Food Warehouse A group of “captains” in a New York wholesale food warehouse qualified as overtime-exempt “executives” under the Fair Labor Standards Act since each supervised a team of employees in a customarily recognized subdivision of the company “with a permanent status and function” the Second Circuit says, affirming a lower court decision in favor of the employer.

The “captains” were employed on the night shift in the warehouse department, each of whom performed the same job duties which included overseeing the work of a “team” of three to six “pickers,” the employees who retrieve food products from the warehouse shelves and load them onto trucks to be delivered to customers. Each captain is “in charge of” his team, the Court observes, being responsible for making sure that the pickers arrive at work on time for each shift, retrieve the correct products from the warehouse shelves, and load the products onto the correct trucks. The captain is also responsible for improving his team’s performance and efficiency over time. Each captain has the power to assign slow pickers “easier work” so that they do not fall behind or hurt the team’s performance, and the captain can “give certain orders to certain pickers if [he] trust[s]” a particular picker “to get the right product.” It is the captain’s job to ensure pickers “have done their job right.” Supervising his team is the “main part” of a captain’s job, the Court says.

The company has continuously operated its warehouse department in its current structure, with captains in charge of teams of pickers, since at least 1999, and although each team performs the same general tasks as other teams, each team has a distinct “assigned work area” in the warehouse where the captain and his team of pickers “report each shift.”
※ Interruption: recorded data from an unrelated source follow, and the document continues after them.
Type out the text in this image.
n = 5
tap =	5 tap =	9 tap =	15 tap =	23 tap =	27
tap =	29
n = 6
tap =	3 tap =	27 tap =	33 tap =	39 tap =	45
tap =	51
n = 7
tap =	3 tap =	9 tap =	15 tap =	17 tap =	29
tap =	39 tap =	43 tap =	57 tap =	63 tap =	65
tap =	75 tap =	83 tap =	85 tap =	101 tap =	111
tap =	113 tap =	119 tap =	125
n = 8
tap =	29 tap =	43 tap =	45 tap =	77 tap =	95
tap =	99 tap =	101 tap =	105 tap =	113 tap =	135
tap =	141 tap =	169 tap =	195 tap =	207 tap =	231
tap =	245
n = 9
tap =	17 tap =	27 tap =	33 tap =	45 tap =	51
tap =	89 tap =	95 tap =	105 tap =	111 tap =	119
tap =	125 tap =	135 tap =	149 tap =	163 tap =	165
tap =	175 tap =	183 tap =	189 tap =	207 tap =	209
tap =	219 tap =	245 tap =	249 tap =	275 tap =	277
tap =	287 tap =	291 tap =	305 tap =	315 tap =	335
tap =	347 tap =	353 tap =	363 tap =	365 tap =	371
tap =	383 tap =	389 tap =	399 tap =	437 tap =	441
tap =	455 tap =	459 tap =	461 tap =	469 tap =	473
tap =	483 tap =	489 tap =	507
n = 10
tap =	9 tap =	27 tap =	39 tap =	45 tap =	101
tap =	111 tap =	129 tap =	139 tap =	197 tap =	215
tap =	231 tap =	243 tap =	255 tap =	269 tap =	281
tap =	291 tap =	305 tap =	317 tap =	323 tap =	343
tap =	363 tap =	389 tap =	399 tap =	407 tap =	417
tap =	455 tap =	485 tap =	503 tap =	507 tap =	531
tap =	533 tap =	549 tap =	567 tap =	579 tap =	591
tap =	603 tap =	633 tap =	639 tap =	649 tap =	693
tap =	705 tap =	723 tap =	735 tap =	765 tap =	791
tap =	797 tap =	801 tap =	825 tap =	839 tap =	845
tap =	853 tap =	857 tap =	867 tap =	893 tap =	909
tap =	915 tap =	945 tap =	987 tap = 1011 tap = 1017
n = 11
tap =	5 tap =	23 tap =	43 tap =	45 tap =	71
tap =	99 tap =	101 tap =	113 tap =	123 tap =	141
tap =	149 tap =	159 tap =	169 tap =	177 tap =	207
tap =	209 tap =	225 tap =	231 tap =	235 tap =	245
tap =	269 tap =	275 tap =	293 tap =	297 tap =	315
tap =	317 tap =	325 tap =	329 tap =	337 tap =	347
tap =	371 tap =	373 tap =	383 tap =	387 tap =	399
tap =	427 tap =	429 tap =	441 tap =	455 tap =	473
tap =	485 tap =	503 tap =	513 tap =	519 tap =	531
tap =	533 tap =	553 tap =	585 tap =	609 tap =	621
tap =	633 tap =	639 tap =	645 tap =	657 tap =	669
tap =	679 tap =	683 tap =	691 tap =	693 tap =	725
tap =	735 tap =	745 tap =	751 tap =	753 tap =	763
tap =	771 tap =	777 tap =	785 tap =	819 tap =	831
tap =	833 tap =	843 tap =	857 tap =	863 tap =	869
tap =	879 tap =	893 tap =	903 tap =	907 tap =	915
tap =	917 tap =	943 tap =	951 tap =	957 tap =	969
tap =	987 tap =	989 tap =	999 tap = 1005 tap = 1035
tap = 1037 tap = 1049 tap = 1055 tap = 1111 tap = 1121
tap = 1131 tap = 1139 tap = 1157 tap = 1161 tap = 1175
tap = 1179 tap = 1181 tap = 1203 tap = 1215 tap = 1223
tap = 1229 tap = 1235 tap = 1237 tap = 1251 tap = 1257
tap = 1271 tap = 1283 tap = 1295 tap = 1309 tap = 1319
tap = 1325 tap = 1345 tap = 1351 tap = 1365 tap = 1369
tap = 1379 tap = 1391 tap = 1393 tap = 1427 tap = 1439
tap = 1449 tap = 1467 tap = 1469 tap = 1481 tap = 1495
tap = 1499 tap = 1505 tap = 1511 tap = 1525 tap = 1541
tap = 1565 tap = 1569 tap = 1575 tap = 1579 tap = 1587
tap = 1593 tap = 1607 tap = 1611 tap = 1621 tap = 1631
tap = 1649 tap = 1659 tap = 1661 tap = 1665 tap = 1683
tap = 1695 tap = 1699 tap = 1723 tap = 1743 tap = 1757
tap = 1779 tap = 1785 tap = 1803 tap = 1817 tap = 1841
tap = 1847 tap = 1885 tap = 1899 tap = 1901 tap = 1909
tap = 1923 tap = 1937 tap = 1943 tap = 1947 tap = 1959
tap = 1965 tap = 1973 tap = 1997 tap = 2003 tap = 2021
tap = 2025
The Court says that the captains met the FLSA criteria for the executive exemption: each captain is paid more than $455 per week, each captain customarily and regularly directs the work of two or more pickers, and captains’ suggestions and recommendations concerning the hiring, firing, and promotion of pickers “are given particular weight,” and there was no dispute that their primary duty was spent in supervising their respective teams.

The captains argued that the executive exemption did not apply to them because the teams of pickers did not constitute customarily recognized departments or subdivisions as defined in the regulations since each team performed the same tasks as other teams at the same time and in the same warehouse.

The Court decides that a unit can have “a permanent status and a continuing function” when it is functionally identical to other units, when it works the same shift as other units, and when it operates in the same physical space as other units. Ramos v. Baldor Specialty Foods, Inc.